The goal may have come off a set-piece, but Bochum remained absolutely brilliant from open play. Wittek, Stöger, Asano, and the recently signed from Dortmund Passlack continuously won great balls as the VfL pummeled Dortmund on the counter for much of the opening 45. Can and Nmecha rattled and wilted with bad ball losses. The same two BVB midfielders couldn’t seem to find any ideas on the ball when moving forward. Hofmann nearly scored the 2-0 the 35th. Wittek and Asano were only cleared out of the penalty area via massive recovery tackles from Hummels and Schlotterbeck just prior.
There would be further chances for Bochum in the second 45. Stöger forced a brilliant save out of Kobel in the 68th. Patrick Osterhage – another former Dortmund academy man – saw an effort kiss the post in the 86th. For the most part, however, Dortmund adjusted well to the VfL game after the change-of-ends. Donyell Malen scored the equalizer with a cheeky unexpected finish just outside the box central in the 56th. Sebastian Haller, who also had some good chances in the first half, came close again twice.

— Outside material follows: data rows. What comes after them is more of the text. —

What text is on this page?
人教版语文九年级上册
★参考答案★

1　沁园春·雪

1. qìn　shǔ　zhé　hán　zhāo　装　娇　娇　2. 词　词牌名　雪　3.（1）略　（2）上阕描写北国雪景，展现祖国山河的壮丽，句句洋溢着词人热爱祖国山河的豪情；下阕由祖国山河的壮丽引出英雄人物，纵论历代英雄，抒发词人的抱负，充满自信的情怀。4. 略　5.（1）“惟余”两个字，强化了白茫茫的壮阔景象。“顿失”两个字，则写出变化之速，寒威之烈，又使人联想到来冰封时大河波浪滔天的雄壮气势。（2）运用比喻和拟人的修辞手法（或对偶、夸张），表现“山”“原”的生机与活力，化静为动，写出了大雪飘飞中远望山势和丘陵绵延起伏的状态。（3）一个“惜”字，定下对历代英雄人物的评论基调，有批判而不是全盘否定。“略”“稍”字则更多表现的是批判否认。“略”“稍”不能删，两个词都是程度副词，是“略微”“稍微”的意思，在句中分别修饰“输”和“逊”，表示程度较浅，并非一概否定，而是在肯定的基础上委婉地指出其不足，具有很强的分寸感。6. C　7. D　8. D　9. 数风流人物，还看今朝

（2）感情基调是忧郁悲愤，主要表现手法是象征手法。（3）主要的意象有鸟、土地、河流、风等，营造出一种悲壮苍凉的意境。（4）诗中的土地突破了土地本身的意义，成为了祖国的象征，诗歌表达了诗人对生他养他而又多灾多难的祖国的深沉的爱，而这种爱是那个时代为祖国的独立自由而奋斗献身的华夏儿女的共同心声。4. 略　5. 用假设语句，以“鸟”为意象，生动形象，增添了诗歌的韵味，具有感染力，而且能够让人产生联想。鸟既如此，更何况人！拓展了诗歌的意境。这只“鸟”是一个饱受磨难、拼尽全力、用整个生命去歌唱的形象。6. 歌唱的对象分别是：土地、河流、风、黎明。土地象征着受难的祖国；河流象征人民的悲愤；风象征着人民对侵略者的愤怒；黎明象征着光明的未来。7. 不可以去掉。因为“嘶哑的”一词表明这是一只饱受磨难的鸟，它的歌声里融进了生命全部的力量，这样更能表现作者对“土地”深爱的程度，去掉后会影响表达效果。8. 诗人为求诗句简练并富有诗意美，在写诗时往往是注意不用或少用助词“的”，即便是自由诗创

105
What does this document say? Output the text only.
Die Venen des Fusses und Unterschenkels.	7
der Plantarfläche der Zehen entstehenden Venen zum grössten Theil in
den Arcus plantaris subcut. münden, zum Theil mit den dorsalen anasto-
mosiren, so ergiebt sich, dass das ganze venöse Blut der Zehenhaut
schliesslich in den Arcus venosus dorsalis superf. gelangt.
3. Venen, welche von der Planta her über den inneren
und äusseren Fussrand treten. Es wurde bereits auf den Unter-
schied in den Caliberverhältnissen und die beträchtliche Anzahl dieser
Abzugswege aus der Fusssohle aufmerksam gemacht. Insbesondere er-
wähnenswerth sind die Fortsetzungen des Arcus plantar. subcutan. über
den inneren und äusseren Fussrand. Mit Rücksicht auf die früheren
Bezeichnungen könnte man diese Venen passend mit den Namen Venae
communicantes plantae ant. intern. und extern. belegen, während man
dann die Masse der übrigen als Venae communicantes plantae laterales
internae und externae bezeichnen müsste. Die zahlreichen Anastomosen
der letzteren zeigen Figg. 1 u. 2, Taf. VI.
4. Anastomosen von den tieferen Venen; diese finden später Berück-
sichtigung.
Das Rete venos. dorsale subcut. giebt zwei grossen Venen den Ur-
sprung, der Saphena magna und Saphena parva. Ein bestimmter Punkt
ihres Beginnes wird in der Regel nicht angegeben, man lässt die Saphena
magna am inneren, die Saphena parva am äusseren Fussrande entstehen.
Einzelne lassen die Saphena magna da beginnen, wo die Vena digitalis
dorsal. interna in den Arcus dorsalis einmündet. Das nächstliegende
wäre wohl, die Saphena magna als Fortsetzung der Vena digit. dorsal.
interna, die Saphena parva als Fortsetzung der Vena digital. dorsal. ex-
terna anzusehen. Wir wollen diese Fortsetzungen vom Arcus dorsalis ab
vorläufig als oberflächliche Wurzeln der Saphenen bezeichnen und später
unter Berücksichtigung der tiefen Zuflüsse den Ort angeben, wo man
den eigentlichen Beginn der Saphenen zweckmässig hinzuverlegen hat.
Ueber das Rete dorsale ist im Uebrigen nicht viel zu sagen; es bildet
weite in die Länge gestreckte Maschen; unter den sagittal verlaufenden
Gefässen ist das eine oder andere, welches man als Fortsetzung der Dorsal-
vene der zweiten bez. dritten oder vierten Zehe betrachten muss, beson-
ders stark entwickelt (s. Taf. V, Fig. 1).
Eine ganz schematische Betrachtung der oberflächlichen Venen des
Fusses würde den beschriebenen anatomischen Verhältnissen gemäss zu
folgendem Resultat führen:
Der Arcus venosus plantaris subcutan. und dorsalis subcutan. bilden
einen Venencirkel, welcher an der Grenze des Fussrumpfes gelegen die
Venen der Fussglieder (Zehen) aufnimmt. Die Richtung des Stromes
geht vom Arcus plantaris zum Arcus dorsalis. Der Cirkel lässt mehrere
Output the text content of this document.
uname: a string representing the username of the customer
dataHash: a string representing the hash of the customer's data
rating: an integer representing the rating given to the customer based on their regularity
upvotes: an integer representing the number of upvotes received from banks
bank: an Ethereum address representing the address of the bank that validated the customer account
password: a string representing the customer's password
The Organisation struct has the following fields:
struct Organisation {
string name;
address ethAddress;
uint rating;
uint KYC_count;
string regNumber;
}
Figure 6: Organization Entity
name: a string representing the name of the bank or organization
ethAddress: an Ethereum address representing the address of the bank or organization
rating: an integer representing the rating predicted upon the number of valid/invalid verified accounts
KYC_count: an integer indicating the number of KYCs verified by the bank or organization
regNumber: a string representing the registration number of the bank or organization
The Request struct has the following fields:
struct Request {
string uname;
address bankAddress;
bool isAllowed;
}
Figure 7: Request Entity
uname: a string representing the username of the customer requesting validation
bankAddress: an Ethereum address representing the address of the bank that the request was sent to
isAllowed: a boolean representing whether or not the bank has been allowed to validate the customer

The ongoing “Brandt Brilliance”
The man either taking or supplying all of the Dortmund chances was none other than the resurgent German national team attacker, who continues to dazzle and daze. The 27-year-old fired his first warning shot in the 3rd, set up Haller’s first effort in the 6th, assisted Malen’s equalizer in the 56th, and just missed himself in the 38th and 90+5. BVB fans can rest assured that Brandt remains capable of carrying the rest of this team until they find their feet. That statement holds true wherever Terzic happens to place him.
Other signs of a BVB uptick
Nmecha and Can improved considerably in the second half. Adeyemi and Bynoe-Gittens got some minutes in off the bench and looked fit. While it undoubtedly counted as a bad game from fullbacks Marius Wolf and Ramy Bensebaini, the latter should get up to speed eventually. Wolf had to deputize for Julian Ryerson on short notice and didn’t appear ready. In the event that anyone still remembers who he is, right-back Mateu Morey was also back on Terzic’s bench for the first time since the May 2021 DFB Pokal semi-final. There are plenty of options.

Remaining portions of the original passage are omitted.